Pour ELA, les élèves n’ont pas la trouille de la dictée

Comme chaque année, les enfants de la France entière se motivent pour la fameuse dictée de l’association ELA. À l’école Émile-Durkheim, c’est Michel Heinrich qui a lu le texte de l’auteur spinalien Nicolas Mathieu, auteur du dernier prix Goncourt.

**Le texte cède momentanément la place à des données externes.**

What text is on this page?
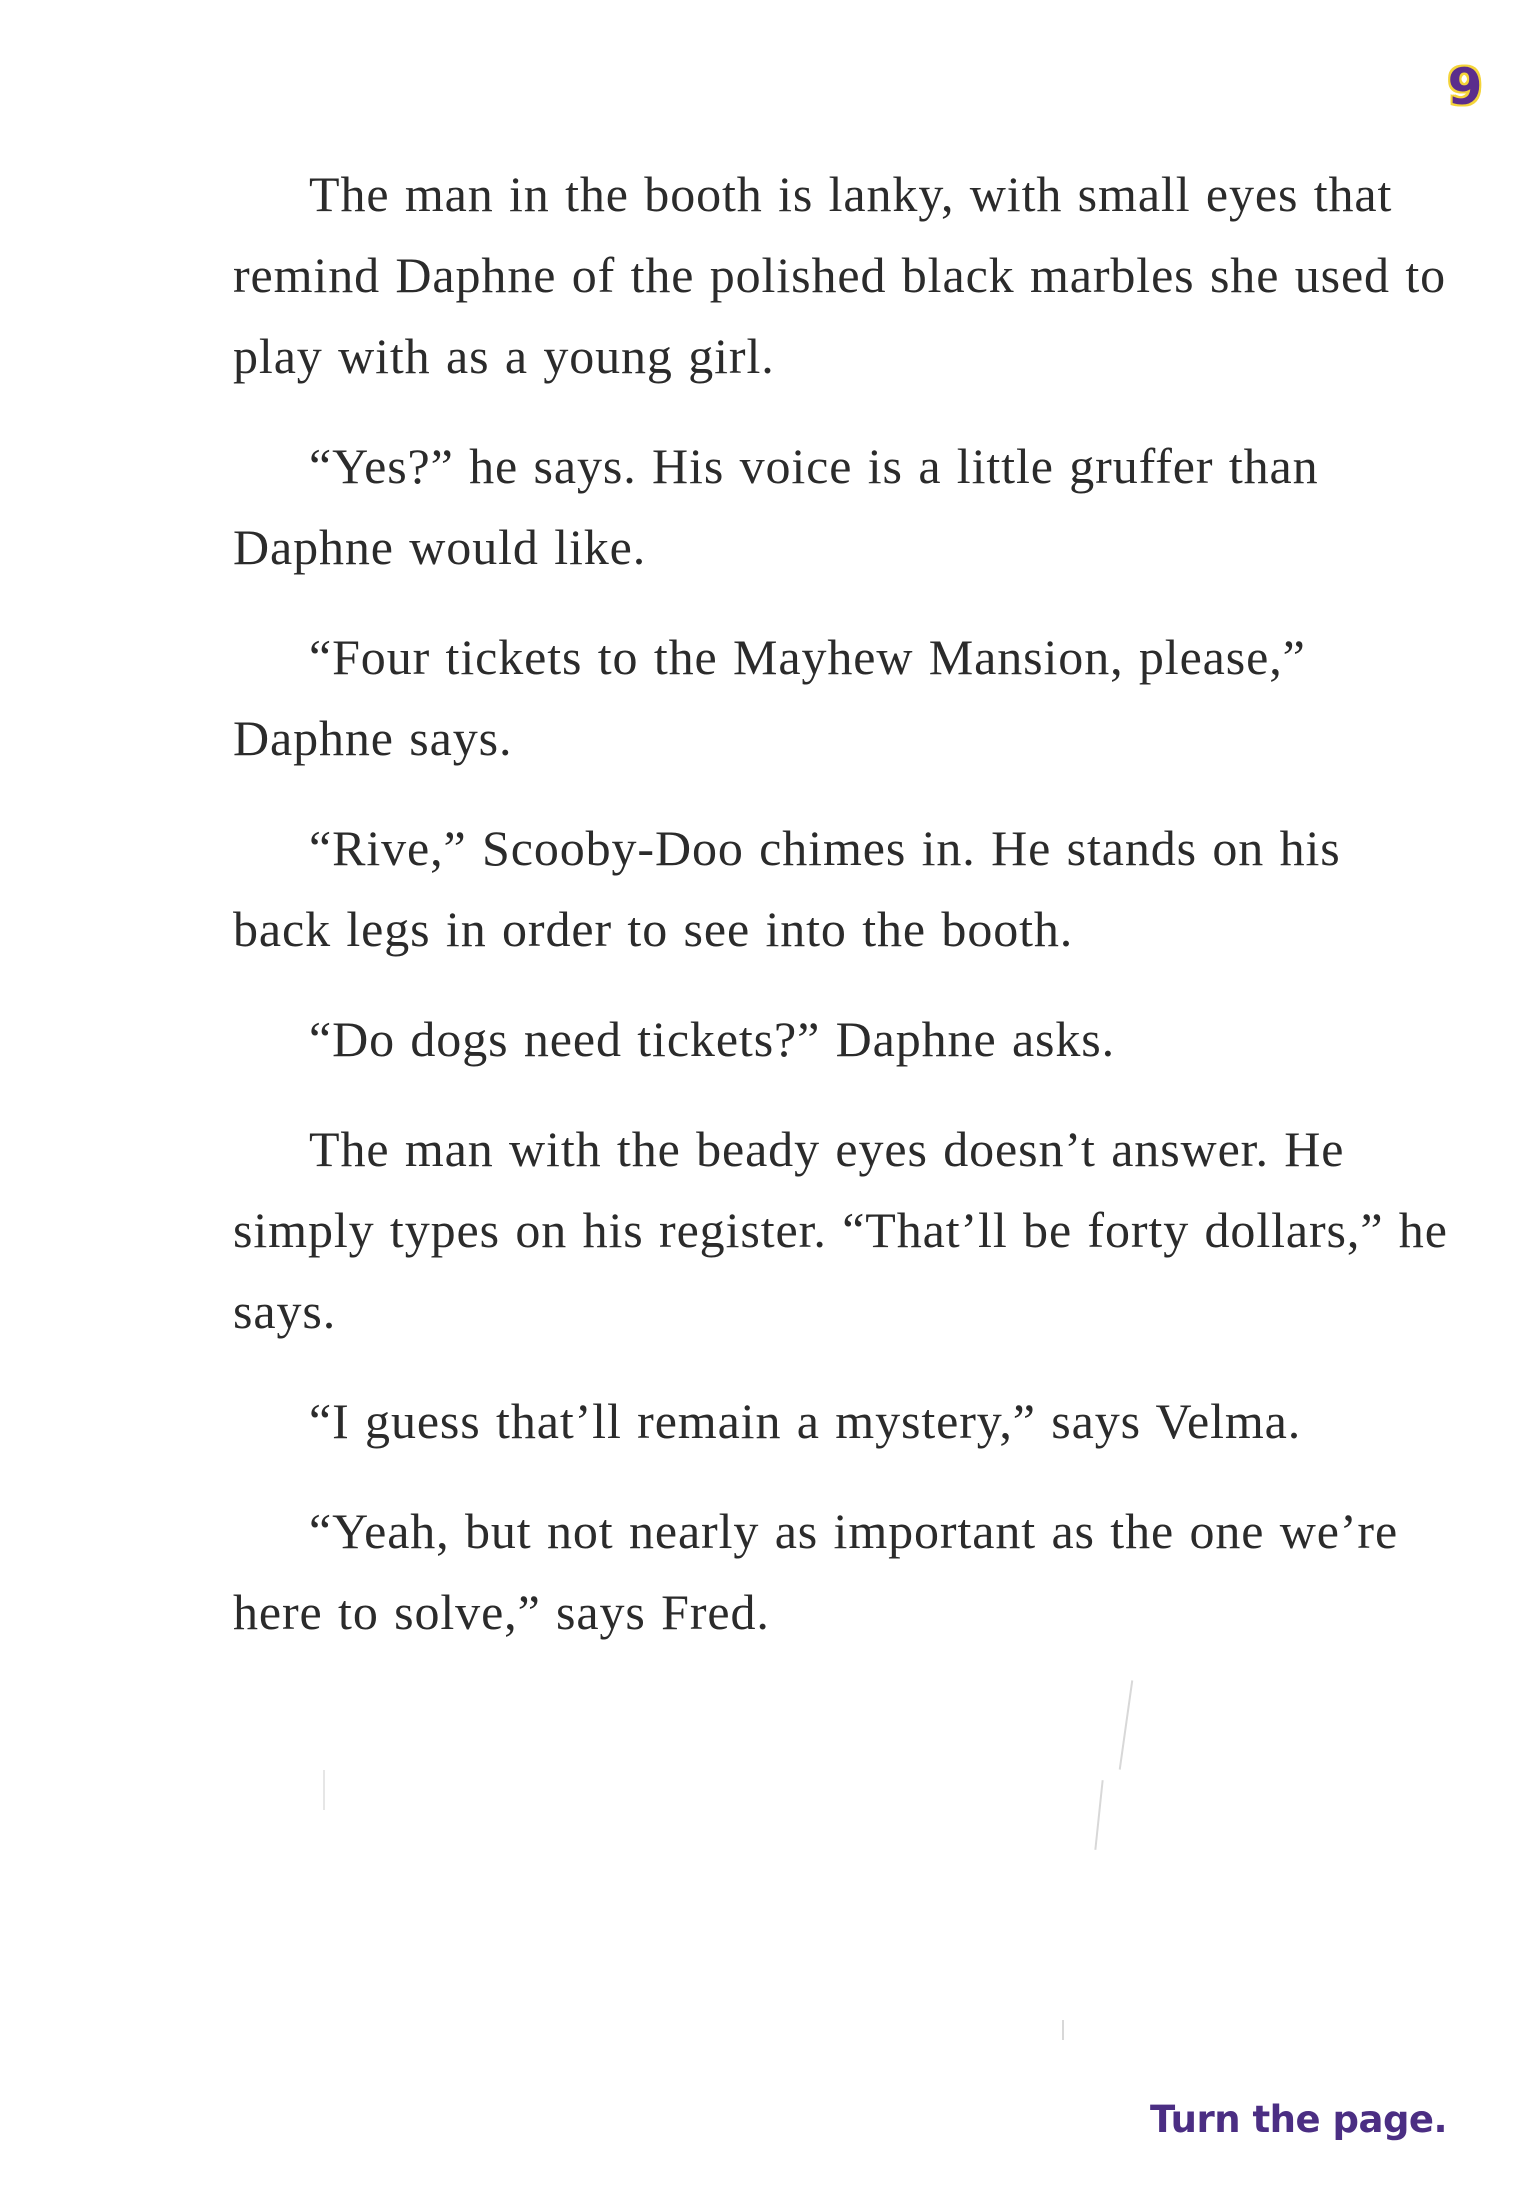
9

The man in the booth is lanky, with small eyes that remind Daphne of the polished black marbles she used to play with as a young girl.

“Yes?” he says. His voice is a little gruffer than Daphne would like.

“Four tickets to the Mayhew Mansion, please,” Daphne says.

“Rive,” Scooby-Doo chimes in. He stands on his back legs in order to see into the booth.

“Do dogs need tickets?” Daphne asks.

The man with the beady eyes doesn’t answer. He simply types on his register. “That’ll be forty dollars,” he says.

“I guess that’ll remain a mystery,” says Velma.

“Yeah, but not nearly as important as the one we’re here to solve,” says Fred.

Turn the page.
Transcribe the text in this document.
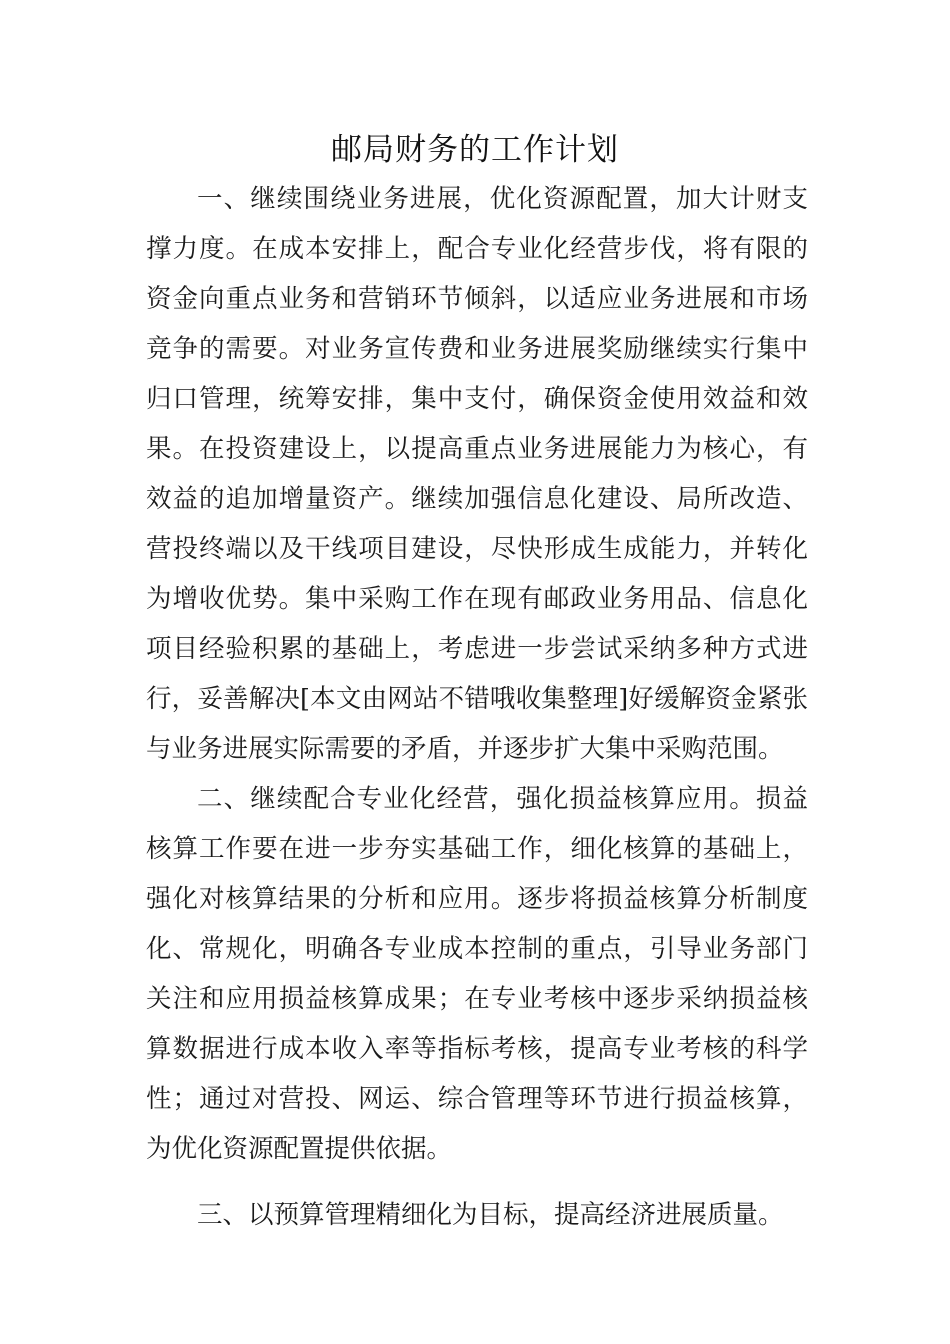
邮局财务的工作计划

一、继续围绕业务进展，优化资源配置，加大计财支撑力度。在成本安排上，配合专业化经营步伐，将有限的资金向重点业务和营销环节倾斜，以适应业务进展和市场竞争的需要。对业务宣传费和业务进展奖励继续实行集中归口管理，统筹安排，集中支付，确保资金使用效益和效果。在投资建设上，以提高重点业务进展能力为核心，有效益的追加增量资产。继续加强信息化建设、局所改造、营投终端以及干线项目建设，尽快形成生成能力，并转化为增收优势。集中采购工作在现有邮政业务用品、信息化项目经验积累的基础上，考虑进一步尝试采纳多种方式进行，妥善解决[本文由网站不错哦收集整理]好缓解资金紧张与业务进展实际需要的矛盾，并逐步扩大集中采购范围。

二、继续配合专业化经营，强化损益核算应用。损益核算工作要在进一步夯实基础工作，细化核算的基础上，强化对核算结果的分析和应用。逐步将损益核算分析制度化、常规化，明确各专业成本控制的重点，引导业务部门关注和应用损益核算成果；在专业考核中逐步采纳损益核算数据进行成本收入率等指标考核，提高专业考核的科学性；通过对营投、网运、综合管理等环节进行损益核算，为优化资源配置提供依据。

三、以预算管理精细化为目标，提高经济进展质量。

Lundi matin, c’est le maire Michel Heinrich qui a fait la dictée d’ELA dans une classe de l’école Émile-Durkheim.  Photo VM /Jérôme HUMBRECHT

Lundi matin, à l’école Émile-Durkheim, la dictée était un peu particulière. Tout d’abord de par son auteur, le romancier Nicolas Mathieu, comme de par son lecteur, Michel Heinrich, le maire d’Épinal. Mais avant d’empoigner les stylos, un film d’une dizaine de minutes est diffusé dans la classe. Il rappelle le combat que mène ELA pour aider les enfants malades, la recherche et faire connaître les leucodystrophies. L’enseignante, Barbara Remy, poursuit avec un petit moment d’échange avec les élèves qui semblent avoir compris beaucoup de choses : « Ça permet de redonner de l’espoir aux enfants », résume Arthur. Un autre ajoute : « Les leucodystrophies, ce sont des maladies génétiques. » L’édile, pharmacien de profession, en profite pour expliquer ce que sont les maladies génétiques. L’institutrice, elle, enchaîne sur l’acceptation des différences : « Là on parle de maladies graves mais ça vaut aussi pour toutes les petites différences entre vous »

La maladie de la dictée

Pour cette 16e édition, c’est Nicolas Mathieu qui a été choisi pour rédiger le texte de la dictée, intitulé « La trouille ». Le Spinalien, dont le deuxième roman « Leurs enfants après eux » a remporté le prix Goncourt 2018, y parle de son enfance et de sa trouille de la dictée : « Quand j’étais môme, je détestais les jeudis, parce que le jeudi, c’était le jour de la dictée », écrit-il. Dans la salle de classe, le maire déambule entre les tables et les cartables, tout en jetant des coups d’œil sur les copies. Pour une fois, la maîtresse d’école change de rôle et est assise au milieu de ses élèves, qui en profitent pour lui soutirer l’orthographe de certains mots. À la fin de la dictée, les regards se lèvent. Chacun zyeute chez le voisin pour se rassurer de ses fautes. « C’était court, s’étonne Alberto, pourtant, j’ai aussi la maladie de la dictée ! »

La semaine ELA ne fait que commencer : mardi, l’athlète vosgien Mohamed Moussaoui viendra leur rendre visite. Et vendredi après-midi, les enfants enfileront leurs baskets pour un cross.